Der rot-weißen Dominanz der ersten 40 Minuten begegnete Salzburg im letzten Durchgang mit einem Versuch des Aufbäumens, insgesamt erwischten die Bullen jedoch einen schwarzen Abend, an dem ihnen kaum etwas gelingen wollte. Bei einem Schlenzer von Hughes (41.) und einer Deflection von Schiechl (43.) war Madlener zur Stelle, auch als ihn Dario Winkler nach flinkem Antritt schon fast umkurvt hatte, rettete der KAC-Goalie (46.). Adam Comrie verzog nach Rückpass von Marco Richter aus halblinker Position nur um wenige Zentimeter (47.), der vom zentral Tempo machenden Patrick Harand bediente Niki Kraus schoss im „Drei-gegen-Zwei“-Angriff an der kurzen Stange vorbei (54.).
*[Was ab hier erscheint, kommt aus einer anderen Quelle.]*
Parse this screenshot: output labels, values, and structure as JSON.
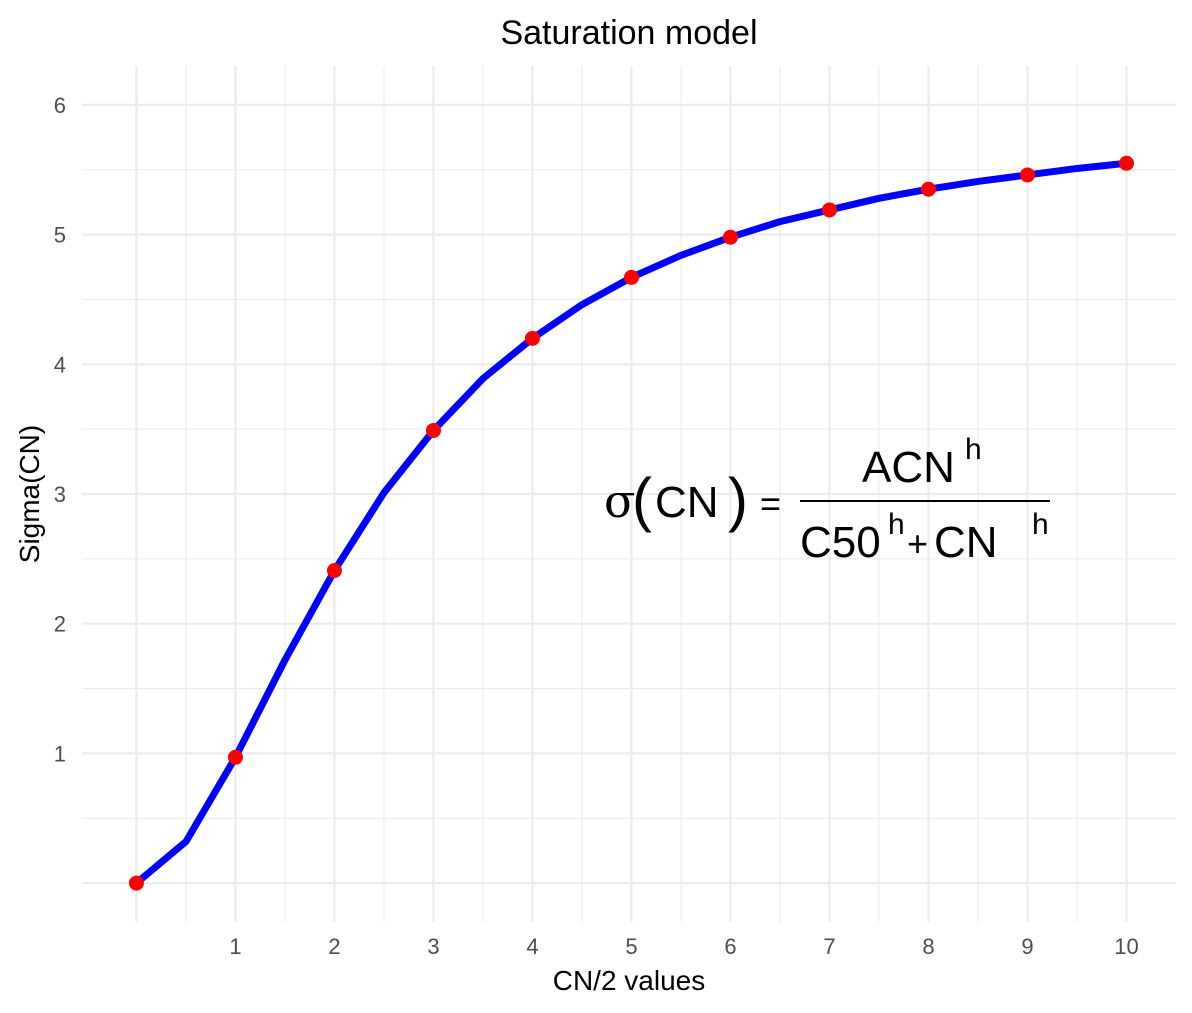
{
  "chart_data": {
    "type": "line",
    "title": "Saturation model",
    "xlabel": "CN/2 values",
    "ylabel": "Sigma(CN)",
    "xlim": [
      -0.55,
      10.5
    ],
    "ylim": [
      -0.3,
      6.3
    ],
    "x_ticks": [
      "1",
      "2",
      "3",
      "4",
      "5",
      "6",
      "7",
      "8",
      "9",
      "10"
    ],
    "y_ticks": [
      "1",
      "2",
      "3",
      "4",
      "5",
      "6"
    ],
    "series": [
      {
        "name": "curve",
        "color": "#0000ff",
        "x": [
          0,
          0.5,
          1,
          1.5,
          2,
          2.5,
          3,
          3.5,
          4,
          4.5,
          5,
          5.5,
          6,
          6.5,
          7,
          7.5,
          8,
          8.5,
          9,
          9.5,
          10
        ],
        "values": [
          0,
          0.32,
          0.97,
          1.72,
          2.41,
          3.01,
          3.49,
          3.89,
          4.2,
          4.46,
          4.67,
          4.84,
          4.98,
          5.1,
          5.19,
          5.28,
          5.35,
          5.41,
          5.46,
          5.51,
          5.55
        ]
      },
      {
        "name": "points",
        "color": "#ff0000",
        "x": [
          0,
          1,
          2,
          3,
          4,
          5,
          6,
          7,
          8,
          9,
          10
        ],
        "values": [
          0,
          0.97,
          2.41,
          3.49,
          4.2,
          4.67,
          4.98,
          5.19,
          5.35,
          5.46,
          5.55
        ]
      }
    ],
    "annotation": {
      "sigma": "σ",
      "lhs_arg": "CN",
      "numerator_base": "ACN",
      "exponent": "h",
      "denominator_first": "C50",
      "plus": "+",
      "denominator_second": "CN",
      "equals": "="
    }
  }
}
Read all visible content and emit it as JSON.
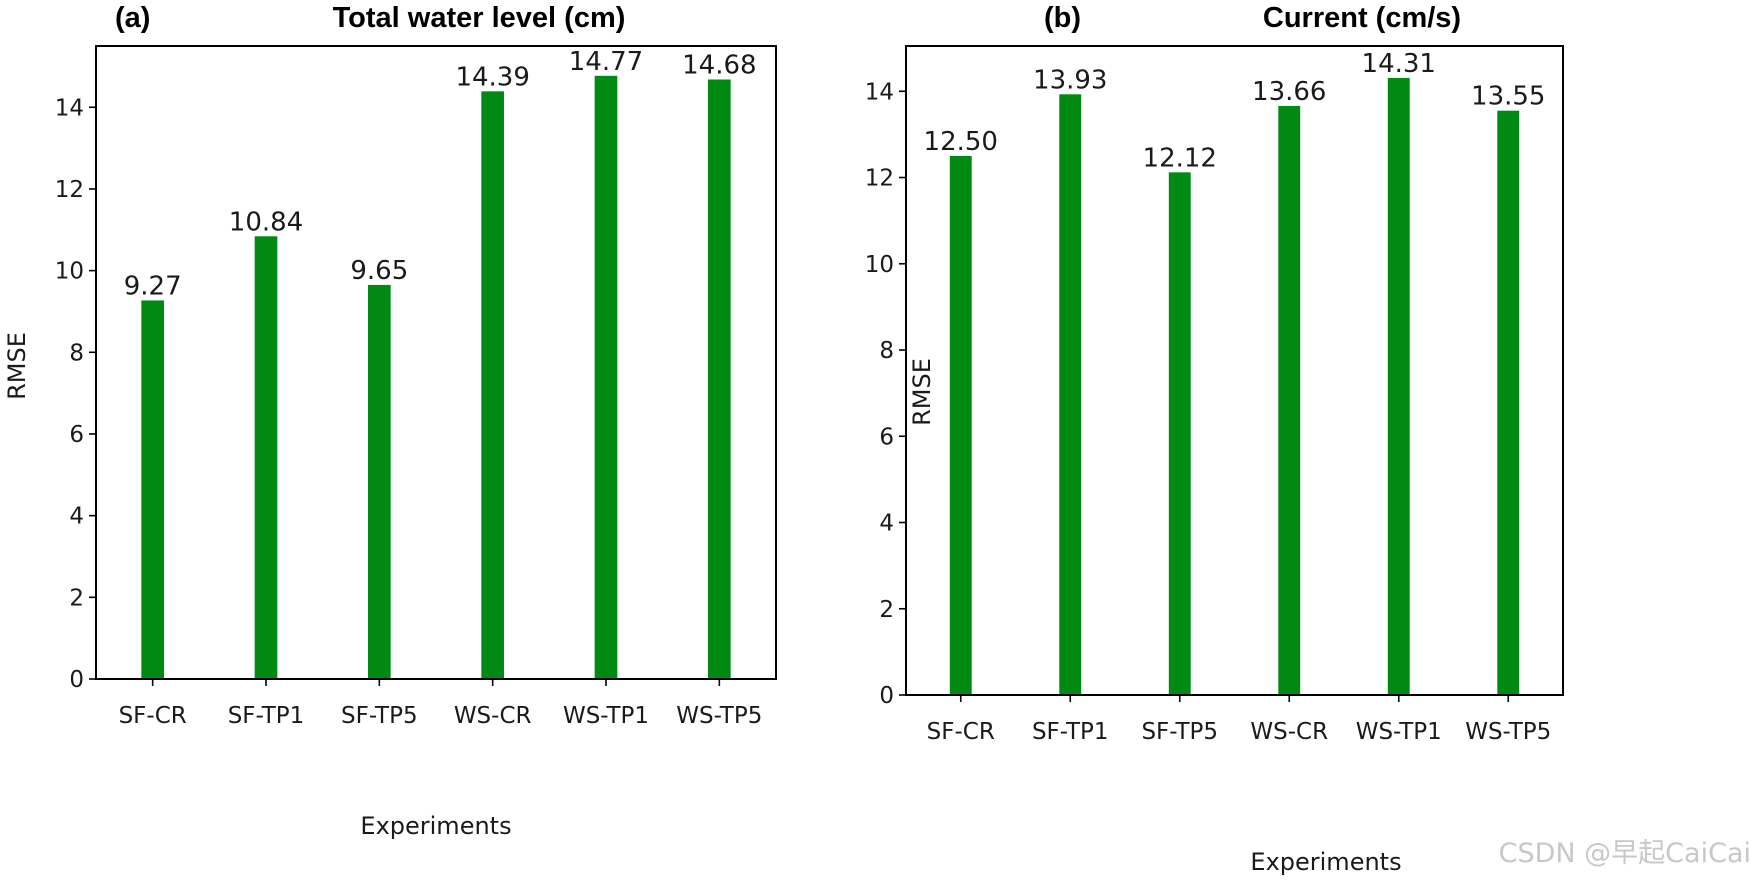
{
  "chart_data": [
    {
      "type": "bar",
      "panel_label": "(a)",
      "title": "Total water level (cm)",
      "xlabel": "Experiments",
      "ylabel": "RMSE",
      "categories": [
        "SF-CR",
        "SF-TP1",
        "SF-TP5",
        "WS-CR",
        "WS-TP1",
        "WS-TP5"
      ],
      "values": [
        9.27,
        10.84,
        9.65,
        14.39,
        14.77,
        14.68
      ],
      "value_labels": [
        "9.27",
        "10.84",
        "9.65",
        "14.39",
        "14.77",
        "14.68"
      ],
      "ylim": [
        0,
        15.5
      ],
      "yticks": [
        0,
        2,
        4,
        6,
        8,
        10,
        12,
        14
      ],
      "bar_color": "#008a14",
      "grid": false
    },
    {
      "type": "bar",
      "panel_label": "(b)",
      "title": "Current (cm/s)",
      "xlabel": "Experiments",
      "ylabel": "RMSE",
      "categories": [
        "SF-CR",
        "SF-TP1",
        "SF-TP5",
        "WS-CR",
        "WS-TP1",
        "WS-TP5"
      ],
      "values": [
        12.5,
        13.93,
        12.12,
        13.66,
        14.31,
        13.55
      ],
      "value_labels": [
        "12.50",
        "13.93",
        "12.12",
        "13.66",
        "14.31",
        "13.55"
      ],
      "ylim": [
        0,
        15.05
      ],
      "yticks": [
        0,
        2,
        4,
        6,
        8,
        10,
        12,
        14
      ],
      "bar_color": "#008a14",
      "grid": false
    }
  ],
  "watermark": "CSDN @早起CaiCai"
}
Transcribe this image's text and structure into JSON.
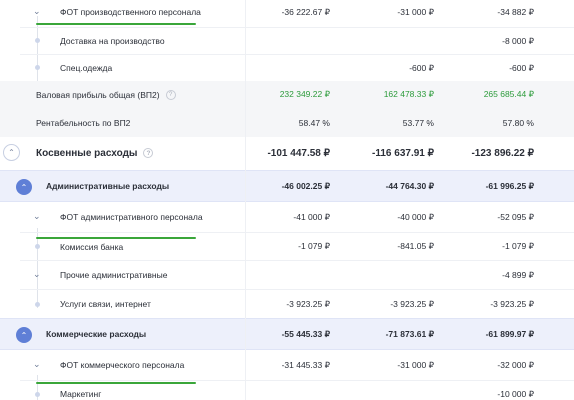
{
  "rows": {
    "fot_prod": {
      "label": "ФОТ производственного персонала",
      "v1": "-36 222.67 ₽",
      "v2": "-31 000 ₽",
      "v3": "-34 882 ₽"
    },
    "delivery": {
      "label": "Доставка на производство",
      "v1": "",
      "v2": "",
      "v3": "-8 000 ₽"
    },
    "workwear": {
      "label": "Спец.одежда",
      "v1": "",
      "v2": "-600 ₽",
      "v3": "-600 ₽"
    },
    "gross_profit": {
      "label": "Валовая прибыль общая (ВП2)",
      "v1": "232 349.22 ₽",
      "v2": "162 478.33 ₽",
      "v3": "265 685.44 ₽"
    },
    "profitability": {
      "label": "Рентабельность по ВП2",
      "v1": "58.47 %",
      "v2": "53.77 %",
      "v3": "57.80 %"
    },
    "indirect": {
      "label": "Косвенные расходы",
      "v1": "-101 447.58 ₽",
      "v2": "-116 637.91 ₽",
      "v3": "-123 896.22 ₽"
    },
    "admin": {
      "label": "Административные расходы",
      "v1": "-46 002.25 ₽",
      "v2": "-44 764.30 ₽",
      "v3": "-61 996.25 ₽"
    },
    "fot_admin": {
      "label": "ФОТ административного персонала",
      "v1": "-41 000 ₽",
      "v2": "-40 000 ₽",
      "v3": "-52 095 ₽"
    },
    "bank_fee": {
      "label": "Комиссия банка",
      "v1": "-1 079 ₽",
      "v2": "-841.05 ₽",
      "v3": "-1 079 ₽"
    },
    "other_admin": {
      "label": "Прочие административные",
      "v1": "",
      "v2": "",
      "v3": "-4 899 ₽"
    },
    "telecom": {
      "label": "Услуги связи, интернет",
      "v1": "-3 923.25 ₽",
      "v2": "-3 923.25 ₽",
      "v3": "-3 923.25 ₽"
    },
    "commercial": {
      "label": "Коммерческие расходы",
      "v1": "-55 445.33 ₽",
      "v2": "-71 873.61 ₽",
      "v3": "-61 899.97 ₽"
    },
    "fot_comm": {
      "label": "ФОТ коммерческого персонала",
      "v1": "-31 445.33 ₽",
      "v2": "-31 000 ₽",
      "v3": "-32 000 ₽"
    },
    "marketing": {
      "label": "Маркетинг",
      "v1": "",
      "v2": "",
      "v3": "-10 000 ₽"
    }
  },
  "icons": {
    "chevron": "chevron-down-icon",
    "help": "help-icon"
  },
  "colors": {
    "positive": "#2c9b3b",
    "accent": "#5f7fd6",
    "highlight": "#edf0fb",
    "underline": "#3aa63a"
  }
}
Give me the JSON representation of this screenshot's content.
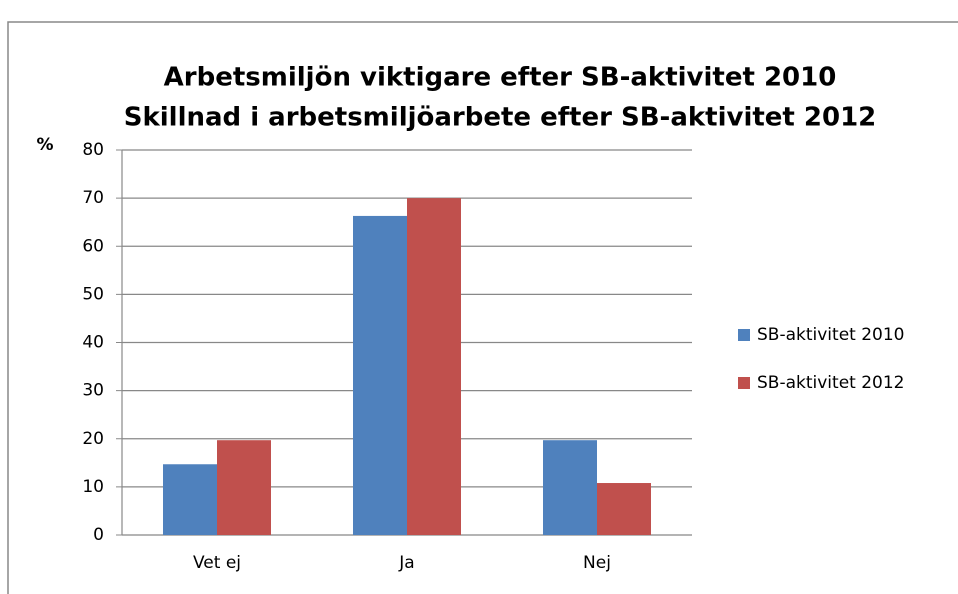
{
  "chart_data": {
    "type": "bar",
    "title": [
      "Arbetsmiljön viktigare efter SB-aktivitet 2010",
      "Skillnad i arbetsmiljöarbete efter SB-aktivitet 2012"
    ],
    "ylabel": "%",
    "categories": [
      "Vet ej",
      "Ja",
      "Nej"
    ],
    "series": [
      {
        "name": "SB-aktivitet 2010",
        "color": "#4f81bd",
        "values": [
          14.7,
          66.3,
          19.7
        ]
      },
      {
        "name": "SB-aktivitet 2012",
        "color": "#c0504d",
        "values": [
          19.7,
          70,
          10.8
        ]
      }
    ],
    "ylim": [
      0,
      80
    ],
    "yticks": [
      0,
      10,
      20,
      30,
      40,
      50,
      60,
      70,
      80
    ],
    "grid": true,
    "legend": "right"
  }
}
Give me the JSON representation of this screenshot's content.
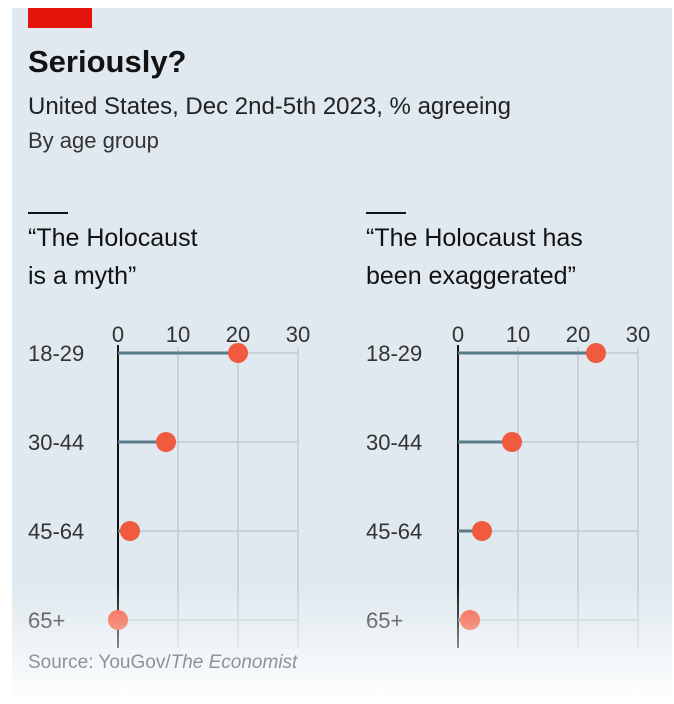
{
  "header": {
    "title": "Seriously?",
    "subtitle": "United States, Dec 2nd-5th 2023, % agreeing",
    "subtitle2": "By age group",
    "accent_color": "#e3120b"
  },
  "source": {
    "prefix": "Source: YouGov/",
    "italic": "The Economist"
  },
  "colors": {
    "dot": "#f05a3e",
    "stem": "#5b7a8a",
    "grid": "#bfcbd2",
    "axis": "#121212"
  },
  "chart_data": [
    {
      "type": "dot",
      "title_lines": [
        "“The Holocaust",
        "is a myth”"
      ],
      "categories": [
        "18-29",
        "30-44",
        "45-64",
        "65+"
      ],
      "values": [
        20,
        8,
        2,
        0
      ],
      "xticks": [
        0,
        10,
        20,
        30
      ],
      "xlim": [
        0,
        30
      ]
    },
    {
      "type": "dot",
      "title_lines": [
        "“The Holocaust has",
        "been exaggerated”"
      ],
      "categories": [
        "18-29",
        "30-44",
        "45-64",
        "65+"
      ],
      "values": [
        23,
        9,
        4,
        2
      ],
      "xticks": [
        0,
        10,
        20,
        30
      ],
      "xlim": [
        0,
        30
      ]
    }
  ]
}
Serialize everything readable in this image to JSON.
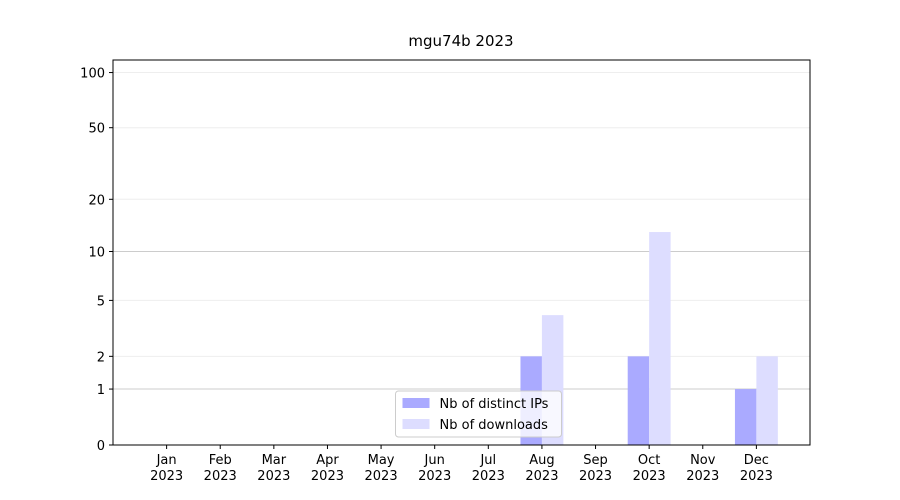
{
  "chart_data": {
    "type": "bar",
    "title": "mgu74b 2023",
    "categories": [
      "Jan\n2023",
      "Feb\n2023",
      "Mar\n2023",
      "Apr\n2023",
      "May\n2023",
      "Jun\n2023",
      "Jul\n2023",
      "Aug\n2023",
      "Sep\n2023",
      "Oct\n2023",
      "Nov\n2023",
      "Dec\n2023"
    ],
    "series": [
      {
        "name": "Nb of distinct IPs",
        "color": "#aaaaff",
        "values": [
          0,
          0,
          0,
          0,
          0,
          0,
          0,
          2,
          0,
          2,
          0,
          1
        ]
      },
      {
        "name": "Nb of downloads",
        "color": "#ddddff",
        "values": [
          0,
          0,
          0,
          0,
          0,
          0,
          0,
          4,
          0,
          13,
          0,
          2
        ]
      }
    ],
    "yscale": "log1p",
    "ylim": [
      0,
      117
    ],
    "yticks": [
      0,
      1,
      2,
      5,
      10,
      20,
      50,
      100
    ],
    "grid": true,
    "legend": "lower center"
  }
}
Weil Salzburg am Ende auch sein drittes Überzahlspiel der Begegnung nicht nutzen konnte, blieb es beim 6:0-Auswärtssieg der Rotjacken, ihrem höchsten Erfolg in der Mozartstadt seit dem EBEL-Einstieg der Bullen im Jahr 2004. Mit mehr als sechs Treffern Differenz hatten die Klagenfurter im Volksgarten zuletzt am 19. Januar 1980 - beim damaligen 16:7-Sieg gegen den HC Salzburg - gewonnen. (HB)

 

Der Kommentar:

„Wir wollten heute beweisen, dass das Gesicht, das wir am Dienstag gegen Wien gezeigt haben, nicht unser wahres war, und ich denke, das ist uns auch über weite Strecken gelungen. Wir brachten Kampfeslust, Wille und Tempo aufs Eis, natürlich hatten wir beim einen oder anderen Treffer auch Glück. In der letzten Zeit gelangen uns häufig nicht viele Tore, heute hat sich das geändert, sechs verschiedene Spieler haben getroffen. Mir hat unsere Vorstellung im dritten Abschnitt gefallen, als wir trotz klarer Führung fokussiert geblieben sind und nur wenige Torchancen des Gegners zugelassen haben. Es gibt keinen Grund für Überschwang, weder in der Niederlage noch im Sieg, wir gehen unseren Weg und heute hat uns dieser zu einem klaren Sieg in einer Halle geführt, in der es für Auswärtsteams in der Regel nicht einfach ist.“ (Petri Matikainen, Head Coach EC-KAC)

 

Der Ausblick:

Mit dem klaren Auswärtserfolg vom Freitagabend fixierte der EC-KAC vorzeitig und endgültig den dritten Tabellenplatz nach der Regular Season, die Rotjacken verfügen also über das drittgereihte Wahlrecht ihres Gegners im Play-Off-Viertelfinale. Zuvor beschließen die Klagenfurter den Grunddurchgang der EBEL-Saison 2018/19 aber noch mit einem Heimspiel: Am Sonntagabend (Spielbeginn: 17.30 Uhr, live auf servushockeynight.com) wird Fehérvár AV19 in der Stadthalle zu Gast sein. Während der Ausgang dieser Partie für die Rotjacken keine Auswirkung mehr auf ihre Platzierung in der Abschlusstabelle haben wird, kämpfen die Ungarn nach dem freitägigen Heimerfolg über Graz noch um Rang vier und damit das Heimrecht im Viertelfinale. Dazu müssten die Roten Teufel in Klagenfurt zwei Punkte mehr holen als der EC Salzburg in seinem zeitgleichen Auswärtsspiel bei den Vienna Capitals.